For instance, Acrolinx surveyed over 200 content professionals in companies that manage terminology.

The top reasons cited for managing terminology included "ensuring correct usage" and "enforcing style and tone of voice guidelines."

The key benefits included "a more consistent brand voice" and "reduced confusion in technical documentation due to inconsistencies."


Every content creator within your organization, including those responsible for pre-sale and post-sale content, should embrace the same brand voice.

In fact, the distinction between pre-sale and post-sale is often artificial.

Some companies find that documentation generates over 50% of their qualified leads, making documentation a form of sales literature.

In essence, all customer-facing content should align with your corporate voice guidelines.

Why would you speak differently after making a sale?


Defining your brand's voice can be approached in various ways. Many companies opt for a set of descriptive adjectives like "reliable," "thorough," "outrageous," and "funky" (though you'd rarely find all four in a single company's voice description).

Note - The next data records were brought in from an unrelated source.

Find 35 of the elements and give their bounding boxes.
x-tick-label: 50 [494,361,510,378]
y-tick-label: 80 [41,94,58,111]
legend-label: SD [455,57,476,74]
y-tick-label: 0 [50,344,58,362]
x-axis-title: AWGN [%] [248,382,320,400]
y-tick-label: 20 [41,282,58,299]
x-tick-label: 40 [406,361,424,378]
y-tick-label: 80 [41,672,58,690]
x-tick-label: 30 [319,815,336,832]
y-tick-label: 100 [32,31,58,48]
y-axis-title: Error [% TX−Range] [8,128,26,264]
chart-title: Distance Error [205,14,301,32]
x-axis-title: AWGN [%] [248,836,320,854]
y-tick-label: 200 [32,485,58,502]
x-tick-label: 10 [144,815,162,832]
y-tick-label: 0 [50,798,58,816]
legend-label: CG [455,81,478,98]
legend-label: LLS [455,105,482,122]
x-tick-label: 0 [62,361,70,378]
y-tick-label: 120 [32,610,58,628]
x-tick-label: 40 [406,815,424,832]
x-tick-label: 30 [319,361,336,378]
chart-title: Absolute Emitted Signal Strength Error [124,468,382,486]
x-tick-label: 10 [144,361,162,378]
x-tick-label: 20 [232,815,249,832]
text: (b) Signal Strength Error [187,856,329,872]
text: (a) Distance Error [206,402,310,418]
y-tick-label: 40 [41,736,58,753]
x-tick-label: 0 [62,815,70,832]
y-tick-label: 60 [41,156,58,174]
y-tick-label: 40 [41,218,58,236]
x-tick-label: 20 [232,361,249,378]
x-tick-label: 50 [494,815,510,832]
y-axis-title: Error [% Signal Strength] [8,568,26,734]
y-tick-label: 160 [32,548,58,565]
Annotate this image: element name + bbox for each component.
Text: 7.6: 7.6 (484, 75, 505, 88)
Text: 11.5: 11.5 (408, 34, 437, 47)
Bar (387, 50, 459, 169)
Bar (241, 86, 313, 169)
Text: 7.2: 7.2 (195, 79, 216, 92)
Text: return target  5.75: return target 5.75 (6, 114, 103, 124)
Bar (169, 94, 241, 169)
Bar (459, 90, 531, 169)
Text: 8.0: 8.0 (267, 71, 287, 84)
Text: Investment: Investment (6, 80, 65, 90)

Avoid using empty adjectives like "cutting-edge," which have become so overused as to lose their meaning.

These are often referred to as "cotton-candy adjectives" because they lack substance.

Your voice adjectives are primarily for internal reference, guiding writers in creating customer-facing content.


One effective method to make your list of adjectives more practical is to structure them as "this-not-that" pairs.

This structure provides writers with clear boundaries, helping them understand what to do and what to avoid.

As an example from the Content Marketing Institute's voice guidelines:

  • Authoritative but not pompous
  • Approachable but not wandering
  • Informative but not academic
  • Quick-witted and relatable but not corny
  • Entertaining but not inappropriate

Likewise, from MailChimp's voice guidelines:

  • Fun but not silly
  • Confident but not cocky
  • Smart but not stodgy
  • Informal but not sloppy
  • Helpful but not overbearing
  • Expert but not bossy


Some companies find it beneficial to use a deck of adjective cards, such as Margot Bloomstein's BrandSort cards, to facilitate discussions among stakeholders when defining their voice. A common approach is to sort these cards into three categories:

  • Who we are
  • Who we're not
  • Who we aspire to be

The steps typically involve:

  • Appointing a leader
  • Preparing a set of adjective cards
  • Gathering stakeholders
  • Sorting the cards and engaging in lively debates
  • Documenting the decisions made

The value of this exercise lies not only in arriving at a set of final words but also in engaging in rich discussions and debates, understanding why certain words resonate with colleagues more than others. This process contributes significantly to a successful card sorting exercise.

Define it, Then Share It

Once you've defined your brand voice, it's essential to share these guidelines with your content creators. To assist writers in maintaining a unified voice while still retaining their individuality, provide a combination of guidelines and real-world examples.